Teaching a simultaneous speech translation model a language pair it has never heard: Lithuanian and English. On a laptop.
What it is
Kyutai's Hibiki translates speech to speech in real time, but only for the language pairs it was trained on. Lithuanian is not one of them. This project adapts Hibiki to LT ↔ EN end to end: dataset construction, synthetic speech generation, a custom fine-tuning fork, and fully on-device inference.
Everything runs locally on Apple Silicon through MLX. No cloud, no API, no audio leaving the machine. Current throughput is around 12.5 tokens per second on an M4, real-time factor 1.41x in batch mode.
The work
- Curated 44,000 TTS-quality Lithuanian-English sentence pairs from the OPUS-100 corpus (1M raw pairs)

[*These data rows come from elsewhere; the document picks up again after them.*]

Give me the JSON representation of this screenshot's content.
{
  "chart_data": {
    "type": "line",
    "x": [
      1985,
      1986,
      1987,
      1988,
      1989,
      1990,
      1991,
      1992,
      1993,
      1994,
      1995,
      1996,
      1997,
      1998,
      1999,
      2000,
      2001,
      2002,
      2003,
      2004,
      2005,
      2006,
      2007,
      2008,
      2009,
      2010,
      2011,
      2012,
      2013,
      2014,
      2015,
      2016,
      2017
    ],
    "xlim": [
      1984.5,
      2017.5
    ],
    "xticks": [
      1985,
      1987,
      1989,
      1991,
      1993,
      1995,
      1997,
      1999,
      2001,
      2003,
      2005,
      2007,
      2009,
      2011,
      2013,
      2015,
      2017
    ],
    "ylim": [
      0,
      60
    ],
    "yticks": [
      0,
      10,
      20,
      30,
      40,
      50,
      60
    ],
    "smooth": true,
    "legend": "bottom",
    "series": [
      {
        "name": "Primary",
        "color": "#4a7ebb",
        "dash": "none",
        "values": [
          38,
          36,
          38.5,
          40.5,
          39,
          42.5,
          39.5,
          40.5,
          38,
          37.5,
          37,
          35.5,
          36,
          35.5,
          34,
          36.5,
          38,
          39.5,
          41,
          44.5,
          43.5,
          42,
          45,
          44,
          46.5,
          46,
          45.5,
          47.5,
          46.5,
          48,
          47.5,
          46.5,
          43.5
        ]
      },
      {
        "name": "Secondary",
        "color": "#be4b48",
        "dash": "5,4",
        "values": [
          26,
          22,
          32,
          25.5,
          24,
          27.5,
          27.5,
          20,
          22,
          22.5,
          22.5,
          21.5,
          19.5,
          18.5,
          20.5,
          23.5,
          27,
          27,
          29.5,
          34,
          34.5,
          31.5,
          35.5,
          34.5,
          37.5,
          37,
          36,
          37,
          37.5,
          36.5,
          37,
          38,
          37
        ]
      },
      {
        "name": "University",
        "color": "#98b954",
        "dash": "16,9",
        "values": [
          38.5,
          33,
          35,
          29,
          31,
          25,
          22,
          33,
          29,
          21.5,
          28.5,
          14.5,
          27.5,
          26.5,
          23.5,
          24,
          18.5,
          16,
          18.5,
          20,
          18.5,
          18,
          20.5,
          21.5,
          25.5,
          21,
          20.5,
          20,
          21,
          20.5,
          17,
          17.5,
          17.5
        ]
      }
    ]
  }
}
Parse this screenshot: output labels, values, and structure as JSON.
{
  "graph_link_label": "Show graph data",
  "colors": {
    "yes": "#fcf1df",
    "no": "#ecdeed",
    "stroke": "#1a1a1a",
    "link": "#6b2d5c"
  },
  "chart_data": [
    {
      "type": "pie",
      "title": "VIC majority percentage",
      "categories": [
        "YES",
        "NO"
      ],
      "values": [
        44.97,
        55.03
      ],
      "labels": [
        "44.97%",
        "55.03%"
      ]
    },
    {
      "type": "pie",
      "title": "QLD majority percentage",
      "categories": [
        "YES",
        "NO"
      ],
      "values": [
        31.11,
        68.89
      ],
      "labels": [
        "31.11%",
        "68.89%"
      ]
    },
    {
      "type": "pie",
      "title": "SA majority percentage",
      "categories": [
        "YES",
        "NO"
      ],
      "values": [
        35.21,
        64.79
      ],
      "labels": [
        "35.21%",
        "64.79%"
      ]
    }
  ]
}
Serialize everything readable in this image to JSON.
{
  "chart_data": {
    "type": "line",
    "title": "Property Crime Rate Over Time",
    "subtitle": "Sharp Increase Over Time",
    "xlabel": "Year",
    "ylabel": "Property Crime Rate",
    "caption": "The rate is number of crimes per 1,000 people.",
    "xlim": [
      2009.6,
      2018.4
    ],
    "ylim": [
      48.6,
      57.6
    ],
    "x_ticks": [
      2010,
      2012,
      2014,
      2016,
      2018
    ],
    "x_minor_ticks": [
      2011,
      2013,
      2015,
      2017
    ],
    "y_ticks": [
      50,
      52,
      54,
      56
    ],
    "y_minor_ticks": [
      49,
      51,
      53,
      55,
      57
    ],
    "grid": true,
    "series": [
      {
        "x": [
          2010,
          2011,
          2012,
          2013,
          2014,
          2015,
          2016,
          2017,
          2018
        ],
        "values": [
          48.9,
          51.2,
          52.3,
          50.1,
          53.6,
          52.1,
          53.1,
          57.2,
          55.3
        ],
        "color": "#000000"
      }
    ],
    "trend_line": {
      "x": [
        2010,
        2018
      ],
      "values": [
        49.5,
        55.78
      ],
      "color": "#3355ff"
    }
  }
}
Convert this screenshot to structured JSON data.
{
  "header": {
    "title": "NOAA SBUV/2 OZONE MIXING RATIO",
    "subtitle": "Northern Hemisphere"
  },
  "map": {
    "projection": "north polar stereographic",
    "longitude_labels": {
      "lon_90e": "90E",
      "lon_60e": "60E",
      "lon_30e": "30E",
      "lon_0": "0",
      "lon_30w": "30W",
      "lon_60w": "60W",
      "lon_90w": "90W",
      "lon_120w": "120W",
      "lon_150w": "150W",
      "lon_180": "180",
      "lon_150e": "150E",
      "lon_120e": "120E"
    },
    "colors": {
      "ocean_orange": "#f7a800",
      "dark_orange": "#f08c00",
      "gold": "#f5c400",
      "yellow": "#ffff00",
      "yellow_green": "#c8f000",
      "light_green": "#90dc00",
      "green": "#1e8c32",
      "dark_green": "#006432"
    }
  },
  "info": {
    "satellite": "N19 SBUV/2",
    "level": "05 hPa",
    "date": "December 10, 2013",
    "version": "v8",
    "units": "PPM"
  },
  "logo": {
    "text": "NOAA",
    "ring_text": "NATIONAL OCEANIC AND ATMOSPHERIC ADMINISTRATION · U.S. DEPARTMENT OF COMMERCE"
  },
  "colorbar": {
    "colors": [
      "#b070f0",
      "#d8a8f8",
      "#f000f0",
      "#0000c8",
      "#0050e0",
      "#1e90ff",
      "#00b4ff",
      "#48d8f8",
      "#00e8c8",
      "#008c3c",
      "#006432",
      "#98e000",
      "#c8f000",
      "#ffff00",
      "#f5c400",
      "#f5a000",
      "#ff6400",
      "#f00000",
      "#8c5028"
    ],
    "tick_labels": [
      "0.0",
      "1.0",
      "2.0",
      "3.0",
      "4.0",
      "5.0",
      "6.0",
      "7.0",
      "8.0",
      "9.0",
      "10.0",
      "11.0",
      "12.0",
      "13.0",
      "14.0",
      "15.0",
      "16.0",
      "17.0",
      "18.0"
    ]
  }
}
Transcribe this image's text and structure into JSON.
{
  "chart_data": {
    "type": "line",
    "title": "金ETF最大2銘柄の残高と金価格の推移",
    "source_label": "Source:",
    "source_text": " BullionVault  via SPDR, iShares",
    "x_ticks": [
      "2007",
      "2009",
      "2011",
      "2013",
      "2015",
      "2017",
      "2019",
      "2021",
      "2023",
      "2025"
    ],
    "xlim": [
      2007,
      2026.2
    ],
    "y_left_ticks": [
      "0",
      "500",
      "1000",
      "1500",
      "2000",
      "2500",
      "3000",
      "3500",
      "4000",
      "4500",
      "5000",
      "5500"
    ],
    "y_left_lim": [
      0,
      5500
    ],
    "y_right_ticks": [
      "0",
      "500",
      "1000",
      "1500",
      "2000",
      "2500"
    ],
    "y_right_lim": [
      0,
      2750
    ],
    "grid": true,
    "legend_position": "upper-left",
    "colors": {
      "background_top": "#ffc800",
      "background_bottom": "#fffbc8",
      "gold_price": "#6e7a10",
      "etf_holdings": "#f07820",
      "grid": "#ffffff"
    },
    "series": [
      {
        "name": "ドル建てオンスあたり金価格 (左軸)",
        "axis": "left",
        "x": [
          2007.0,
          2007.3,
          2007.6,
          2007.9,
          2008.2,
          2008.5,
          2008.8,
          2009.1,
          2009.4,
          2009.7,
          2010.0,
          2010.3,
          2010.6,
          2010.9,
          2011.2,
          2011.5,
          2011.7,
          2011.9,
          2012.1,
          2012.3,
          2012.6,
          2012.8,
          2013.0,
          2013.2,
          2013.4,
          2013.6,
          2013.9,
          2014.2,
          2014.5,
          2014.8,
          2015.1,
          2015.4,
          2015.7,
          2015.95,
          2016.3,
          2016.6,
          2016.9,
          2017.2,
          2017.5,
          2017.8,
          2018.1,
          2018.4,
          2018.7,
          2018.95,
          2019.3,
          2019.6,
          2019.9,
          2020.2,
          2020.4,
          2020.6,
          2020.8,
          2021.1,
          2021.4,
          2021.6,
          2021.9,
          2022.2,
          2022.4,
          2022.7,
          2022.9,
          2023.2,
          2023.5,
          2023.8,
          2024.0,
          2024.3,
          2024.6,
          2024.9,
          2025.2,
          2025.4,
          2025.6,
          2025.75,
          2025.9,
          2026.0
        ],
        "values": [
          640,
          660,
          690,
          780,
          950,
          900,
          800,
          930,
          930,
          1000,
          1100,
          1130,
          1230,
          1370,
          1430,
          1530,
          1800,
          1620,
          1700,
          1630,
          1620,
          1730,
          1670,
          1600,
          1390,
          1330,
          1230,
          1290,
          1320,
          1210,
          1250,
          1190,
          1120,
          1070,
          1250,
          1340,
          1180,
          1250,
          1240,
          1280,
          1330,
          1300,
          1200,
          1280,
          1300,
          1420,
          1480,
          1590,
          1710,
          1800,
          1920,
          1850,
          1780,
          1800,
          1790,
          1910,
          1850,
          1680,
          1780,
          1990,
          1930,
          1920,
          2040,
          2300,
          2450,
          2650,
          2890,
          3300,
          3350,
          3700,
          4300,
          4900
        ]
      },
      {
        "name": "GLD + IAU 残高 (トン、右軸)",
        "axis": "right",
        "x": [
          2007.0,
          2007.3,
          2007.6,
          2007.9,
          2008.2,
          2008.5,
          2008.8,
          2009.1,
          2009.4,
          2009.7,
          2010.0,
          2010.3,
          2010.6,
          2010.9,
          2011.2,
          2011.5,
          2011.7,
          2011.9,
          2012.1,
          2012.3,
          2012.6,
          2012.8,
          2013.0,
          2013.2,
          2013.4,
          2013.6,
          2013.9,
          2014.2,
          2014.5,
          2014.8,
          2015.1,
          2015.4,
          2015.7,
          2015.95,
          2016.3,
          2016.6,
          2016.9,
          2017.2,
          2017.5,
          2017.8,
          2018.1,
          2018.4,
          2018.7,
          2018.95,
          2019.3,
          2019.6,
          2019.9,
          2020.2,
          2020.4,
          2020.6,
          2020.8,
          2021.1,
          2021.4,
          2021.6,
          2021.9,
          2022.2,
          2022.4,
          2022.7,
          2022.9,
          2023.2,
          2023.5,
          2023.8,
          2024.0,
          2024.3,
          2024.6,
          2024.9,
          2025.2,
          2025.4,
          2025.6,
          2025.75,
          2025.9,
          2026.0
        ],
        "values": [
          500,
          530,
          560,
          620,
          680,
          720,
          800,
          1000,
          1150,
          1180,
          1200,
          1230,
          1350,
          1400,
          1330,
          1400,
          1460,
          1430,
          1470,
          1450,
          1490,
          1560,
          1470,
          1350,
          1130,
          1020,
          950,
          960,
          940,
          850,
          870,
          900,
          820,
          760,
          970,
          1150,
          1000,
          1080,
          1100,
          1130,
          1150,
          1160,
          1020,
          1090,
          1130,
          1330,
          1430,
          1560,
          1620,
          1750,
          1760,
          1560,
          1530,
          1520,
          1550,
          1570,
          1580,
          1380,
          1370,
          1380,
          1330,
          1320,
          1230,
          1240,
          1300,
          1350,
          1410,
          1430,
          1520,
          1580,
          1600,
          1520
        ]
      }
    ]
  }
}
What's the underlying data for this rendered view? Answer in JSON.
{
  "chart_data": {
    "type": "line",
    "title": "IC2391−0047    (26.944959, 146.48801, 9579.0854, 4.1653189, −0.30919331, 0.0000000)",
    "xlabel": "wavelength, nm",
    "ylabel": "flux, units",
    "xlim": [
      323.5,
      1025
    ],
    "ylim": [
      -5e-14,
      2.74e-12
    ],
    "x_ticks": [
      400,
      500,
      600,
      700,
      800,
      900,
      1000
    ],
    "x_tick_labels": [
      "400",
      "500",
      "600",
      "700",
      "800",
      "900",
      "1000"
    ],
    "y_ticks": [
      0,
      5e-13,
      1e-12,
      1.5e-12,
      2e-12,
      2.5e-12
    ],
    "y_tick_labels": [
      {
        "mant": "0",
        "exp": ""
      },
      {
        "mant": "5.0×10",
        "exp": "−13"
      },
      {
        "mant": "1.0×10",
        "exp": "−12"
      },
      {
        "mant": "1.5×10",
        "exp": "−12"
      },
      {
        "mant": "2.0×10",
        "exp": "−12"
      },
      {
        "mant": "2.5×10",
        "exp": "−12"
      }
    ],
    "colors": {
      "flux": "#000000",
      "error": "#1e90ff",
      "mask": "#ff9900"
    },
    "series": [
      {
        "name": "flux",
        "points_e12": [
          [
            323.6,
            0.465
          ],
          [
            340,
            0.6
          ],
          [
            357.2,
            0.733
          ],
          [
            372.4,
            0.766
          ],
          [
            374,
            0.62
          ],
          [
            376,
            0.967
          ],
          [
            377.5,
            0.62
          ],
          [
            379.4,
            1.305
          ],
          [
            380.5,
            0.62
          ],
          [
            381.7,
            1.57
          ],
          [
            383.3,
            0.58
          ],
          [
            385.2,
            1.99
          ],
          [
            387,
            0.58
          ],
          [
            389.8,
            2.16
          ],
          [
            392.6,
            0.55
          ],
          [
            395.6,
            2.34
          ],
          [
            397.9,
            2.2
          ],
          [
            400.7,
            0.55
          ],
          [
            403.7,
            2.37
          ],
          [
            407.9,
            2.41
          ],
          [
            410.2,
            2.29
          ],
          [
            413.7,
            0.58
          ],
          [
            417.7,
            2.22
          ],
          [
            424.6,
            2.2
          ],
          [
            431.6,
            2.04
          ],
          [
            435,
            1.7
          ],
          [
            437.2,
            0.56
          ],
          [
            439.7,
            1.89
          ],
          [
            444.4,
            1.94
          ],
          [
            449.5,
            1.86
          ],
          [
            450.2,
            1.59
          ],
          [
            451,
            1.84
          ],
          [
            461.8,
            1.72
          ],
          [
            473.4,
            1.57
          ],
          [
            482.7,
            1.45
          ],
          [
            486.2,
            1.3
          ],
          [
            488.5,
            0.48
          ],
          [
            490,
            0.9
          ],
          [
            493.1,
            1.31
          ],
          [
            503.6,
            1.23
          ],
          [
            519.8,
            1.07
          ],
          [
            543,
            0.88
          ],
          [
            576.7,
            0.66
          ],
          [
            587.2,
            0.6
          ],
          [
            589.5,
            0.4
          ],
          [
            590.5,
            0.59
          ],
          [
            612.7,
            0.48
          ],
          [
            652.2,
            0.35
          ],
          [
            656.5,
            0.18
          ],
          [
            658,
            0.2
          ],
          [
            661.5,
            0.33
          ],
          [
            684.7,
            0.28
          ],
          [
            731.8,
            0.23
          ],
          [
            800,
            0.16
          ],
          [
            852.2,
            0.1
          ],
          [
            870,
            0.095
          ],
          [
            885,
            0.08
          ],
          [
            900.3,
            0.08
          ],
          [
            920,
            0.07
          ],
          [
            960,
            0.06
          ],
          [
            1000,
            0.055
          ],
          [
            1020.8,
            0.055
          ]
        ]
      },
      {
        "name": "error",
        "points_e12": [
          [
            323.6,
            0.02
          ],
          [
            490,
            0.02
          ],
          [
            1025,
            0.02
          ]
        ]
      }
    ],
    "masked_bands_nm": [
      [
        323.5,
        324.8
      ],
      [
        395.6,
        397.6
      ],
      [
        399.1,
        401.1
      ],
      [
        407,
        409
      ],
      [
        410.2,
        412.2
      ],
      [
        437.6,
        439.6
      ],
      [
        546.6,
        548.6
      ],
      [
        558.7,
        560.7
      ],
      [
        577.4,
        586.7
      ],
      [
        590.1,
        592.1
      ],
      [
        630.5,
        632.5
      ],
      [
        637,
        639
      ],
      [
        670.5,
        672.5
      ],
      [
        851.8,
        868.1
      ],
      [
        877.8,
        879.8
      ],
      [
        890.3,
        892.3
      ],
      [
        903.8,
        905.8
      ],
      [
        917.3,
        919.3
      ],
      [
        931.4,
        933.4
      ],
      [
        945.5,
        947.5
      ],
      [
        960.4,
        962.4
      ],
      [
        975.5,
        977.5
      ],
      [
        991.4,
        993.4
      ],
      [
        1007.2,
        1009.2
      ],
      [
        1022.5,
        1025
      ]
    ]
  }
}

- Built a synthetic stereo speech pipeline: source language on one channel, aligned translation on the other
- Forked and adapted moshi-finetune to support Hibiki's 17-stream token layout (text, target audio, source audio)
- Verified the Mimi neural audio codec holds up against Lithuanian phonemes
- Serving via a FastAPI web app and a real-time CLI translator
Concepts
What it taught me
Adapting a frontier model to a low-resource language is 10% modelling and 90% building the dataset the model wishes existed.